Among the world's active pentathletes Frederick has the fifth-best performance of the year. She could run, jump and throw her way to the top overnight by becoming the first woman to exceed 5,000 points. That total is the pentathlon's magic milestone, the equivalent of what four minutes once was to the mile. The former world record of 4,932 was set in 1973 by Burglinde Pollak of East Germany, who competed under the old format (with a 200-meter sprint instead of the 800). The currently recognized world record in the new pentathlon—4,839—was established last summer by Nadyezhda Tkachenko of the Soviet Union. Frederick's best mark of 4,677 was achieved in May 1976 when she won the national (old format) pentathlon title in Santa Barbara, Calif. Last August, at the University Games in Sofia, Bulgaria, she set the currently recognized U.S. record of 4,625, with the 800 meters. No American has come within 250 points of Frederick's mark.
In fact, she has pretty much dominated the event in this country since 1972, when she won the first of her four national titles. She did not compete in 1974 because she was in Italy and this year she had to pass up the championship competition because of an injury. In addition, in 1975 and 1976 Frederick was the U.S. 100-meter hurdles champion, and in Sofia she set an American 100-meter hurdles record of 13.24 during the pentathlon. Last winter she won the national AAU indoor hurdles championship, setting a world record of 7.3 seconds for 60 yards. She also set an American record at 50 yards (6.3).
Standing on the track at UCLA's Drake Stadium, the one thing Jane Frederick does not resemble is what one might expect a student in Italian 220C to look like. Her shoulders are wide and muscular; she can bench-press 205 pounds. Her 5'11", 157-pound body tapers to a 28" waist and she has long, powerful legs.
For Frederick, that body has taken on a separate identity, like a race driver's car or a jockey's horse. For it to meet her expectations her body must be endlessly coddled, nourished and fine-tuned. "In a multiple event like the pentathlon you need more than raw talent," Frederick says. "You have to be conscious of the proportions of your body, yet so few American athletes are. A pentathlete, for instance, can't have the hamstrings of a hurdler because they wouldn't do for the distance race. The preparation of your body is so important because that's what has to perform."
Frederick admits that nonetheless her shape can cause problems. She cannot wear women's clothes and she even has trouble fitting her shoulders into men's shirts. "Everybody who approaches me from behind calls me sir," she says, smiling indulgently. Once, in New Orleans, a myopic headwaiter, who was viewing her head on, refused her admittance to a restaurant because she wasn't wearing the jacket required of all men.
Inevitably, her muscles provoke comment; just as inevitably, some of it is derogatory.
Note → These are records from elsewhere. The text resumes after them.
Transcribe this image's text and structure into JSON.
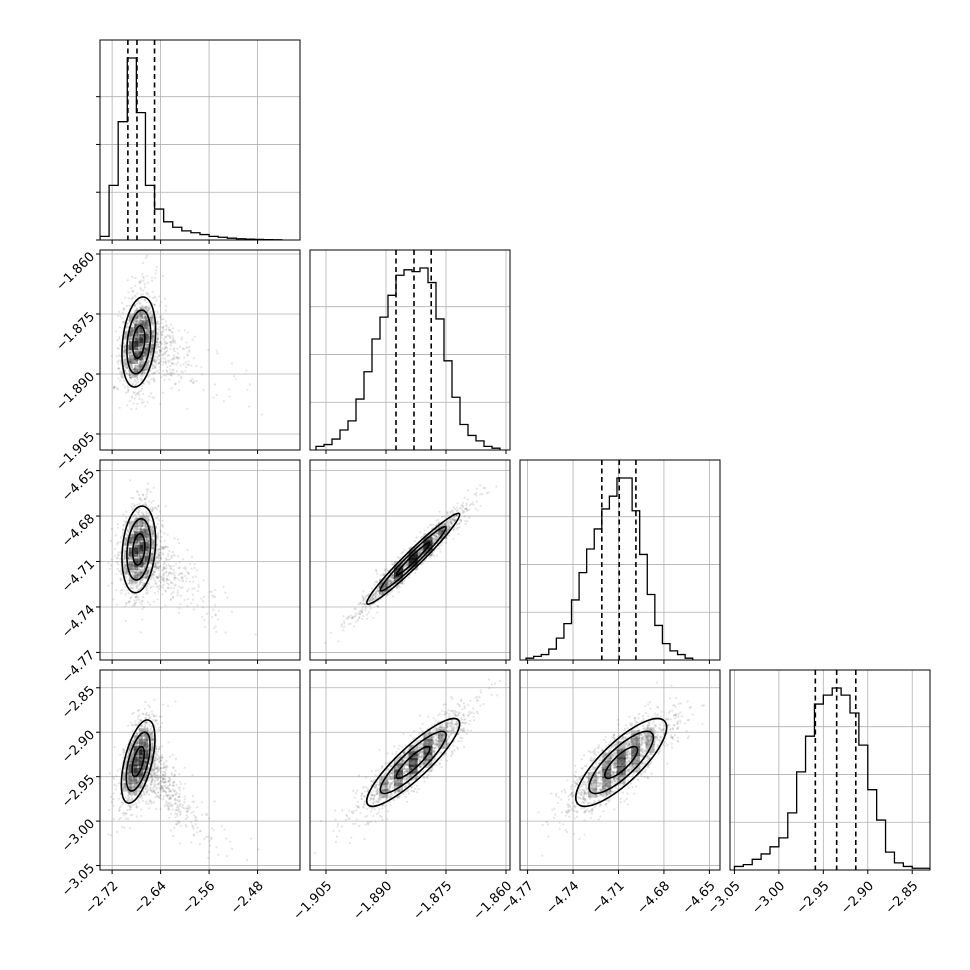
{
  "chart_data": {
    "type": "corner",
    "grid": true,
    "parameters": [
      {
        "range": [
          -2.74,
          -2.41
        ],
        "ticks": [
          -2.72,
          -2.64,
          -2.56,
          -2.48
        ],
        "tick_labels": [
          "−2.72",
          "−2.64",
          "−2.56",
          "−2.48"
        ],
        "quantiles": [
          -2.694,
          -2.679,
          -2.65
        ],
        "hist_bins": [
          -2.74,
          -2.725,
          -2.71,
          -2.695,
          -2.68,
          -2.665,
          -2.65,
          -2.635,
          -2.62,
          -2.605,
          -2.59,
          -2.575,
          -2.56,
          -2.545,
          -2.53,
          -2.515,
          -2.5,
          -2.485,
          -2.47,
          -2.455,
          -2.44
        ],
        "hist_counts": [
          2,
          30,
          65,
          100,
          70,
          30,
          17,
          10,
          7,
          5,
          4,
          3,
          2,
          1.5,
          1,
          0.7,
          0.5,
          0.3,
          0.2,
          0.1
        ]
      },
      {
        "range": [
          -1.909,
          -1.859
        ],
        "ticks": [
          -1.905,
          -1.89,
          -1.875,
          -1.86
        ],
        "tick_labels": [
          "−1.905",
          "−1.890",
          "−1.875",
          "−1.860"
        ],
        "quantiles": [
          -1.8875,
          -1.883,
          -1.8787
        ],
        "hist_bins": [
          -1.9075,
          -1.9055,
          -1.9035,
          -1.9015,
          -1.8995,
          -1.8975,
          -1.8955,
          -1.8935,
          -1.8915,
          -1.8895,
          -1.8875,
          -1.8855,
          -1.8835,
          -1.8815,
          -1.8795,
          -1.8775,
          -1.8755,
          -1.8735,
          -1.8715,
          -1.8695,
          -1.8675,
          -1.8655,
          -1.8635,
          -1.8615
        ],
        "hist_counts": [
          2,
          3,
          6,
          11,
          16,
          28,
          43,
          61,
          73,
          85,
          96,
          99,
          98,
          100,
          92,
          72,
          49,
          29,
          14,
          8,
          5,
          2,
          1
        ]
      },
      {
        "range": [
          -4.775,
          -4.643
        ],
        "ticks": [
          -4.77,
          -4.74,
          -4.71,
          -4.68,
          -4.65
        ],
        "tick_labels": [
          "−4.77",
          "−4.74",
          "−4.71",
          "−4.68",
          "−4.65"
        ],
        "quantiles": [
          -4.721,
          -4.7095,
          -4.6985
        ],
        "hist_bins": [
          -4.771,
          -4.766,
          -4.761,
          -4.756,
          -4.751,
          -4.746,
          -4.741,
          -4.736,
          -4.731,
          -4.726,
          -4.721,
          -4.716,
          -4.711,
          -4.706,
          -4.701,
          -4.696,
          -4.691,
          -4.686,
          -4.681,
          -4.676,
          -4.671,
          -4.666,
          -4.661
        ],
        "hist_counts": [
          1,
          2,
          3,
          6,
          12,
          20,
          33,
          48,
          61,
          72,
          83,
          90,
          100,
          100,
          82,
          58,
          36,
          19,
          9,
          5,
          3,
          1
        ]
      },
      {
        "range": [
          -3.055,
          -2.83
        ],
        "ticks": [
          -3.05,
          -3.0,
          -2.95,
          -2.9,
          -2.85
        ],
        "tick_labels": [
          "−3.05",
          "−3.00",
          "−2.95",
          "−2.90",
          "−2.85"
        ],
        "quantiles": [
          -2.959,
          -2.935,
          -2.9135
        ],
        "hist_bins": [
          -3.05,
          -3.04,
          -3.03,
          -3.02,
          -3.01,
          -3.0,
          -2.99,
          -2.98,
          -2.97,
          -2.96,
          -2.95,
          -2.94,
          -2.93,
          -2.92,
          -2.91,
          -2.9,
          -2.89,
          -2.88,
          -2.87,
          -2.86,
          -2.85,
          -2.84,
          -2.83
        ],
        "hist_counts": [
          2,
          3,
          6,
          9,
          13,
          18,
          32,
          55,
          75,
          93,
          98,
          102,
          98,
          88,
          70,
          45,
          28,
          10,
          4,
          2,
          1,
          1
        ]
      }
    ],
    "pairs": [
      {
        "row": 1,
        "col": 0,
        "center": [
          -2.676,
          -1.882
        ],
        "sigma": [
          0.016,
          0.0065
        ],
        "rho": 0.25,
        "tail": [
          0.07,
          0.004,
          0.35
        ]
      },
      {
        "row": 2,
        "col": 0,
        "center": [
          -2.676,
          -4.702
        ],
        "sigma": [
          0.016,
          0.0165
        ],
        "rho": 0.2,
        "tail": [
          0.07,
          0.02,
          0.35
        ]
      },
      {
        "row": 2,
        "col": 1,
        "center": [
          -1.8832,
          -4.7082
        ],
        "sigma": [
          0.0067,
          0.0173
        ],
        "rho": 0.97
      },
      {
        "row": 3,
        "col": 0,
        "center": [
          -2.677,
          -2.933
        ],
        "sigma": [
          0.016,
          0.027
        ],
        "rho": 0.55,
        "tail": [
          0.07,
          0.05,
          0.45
        ]
      },
      {
        "row": 3,
        "col": 1,
        "center": [
          -1.8832,
          -2.934
        ],
        "sigma": [
          0.0067,
          0.0285
        ],
        "rho": 0.88
      },
      {
        "row": 3,
        "col": 2,
        "center": [
          -4.7082,
          -2.934
        ],
        "sigma": [
          0.0173,
          0.0285
        ],
        "rho": 0.8
      }
    ],
    "contour_levels": [
      0.39,
      1.5,
      3.0
    ]
  }
}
Yet most reactions are admiring. "I think her body's beautiful," says Mac Wilkins, the 1976 Olympic gold medalist and world-record holder in the discus. "Most American women are marshmallows—physically, mentally and emotionally."
Dr. Leroy Perry Jr., a Los Angeles chiropractor who treats many top athletes and whom Frederick visits weekly, is more clinical in his appraisal. "Jane is functioning at about 75% to 80% in terms of body balance and coordination, and in terms of muscle response," he says. "The average person functions somewhere between 50% and 55%. I see Jane as a kind of high-performance gazelle with incredible amounts of strength and form. She is Mac Wilkins, Wilt Chamberlain and Bruce Jenner all put together on a woman's form."
Frederick is herself an admirer of Frederick. "I love my body," she says. "I've always liked being different. My body is different and I love it, every part of it. I particularly love my shoulders because they are unique."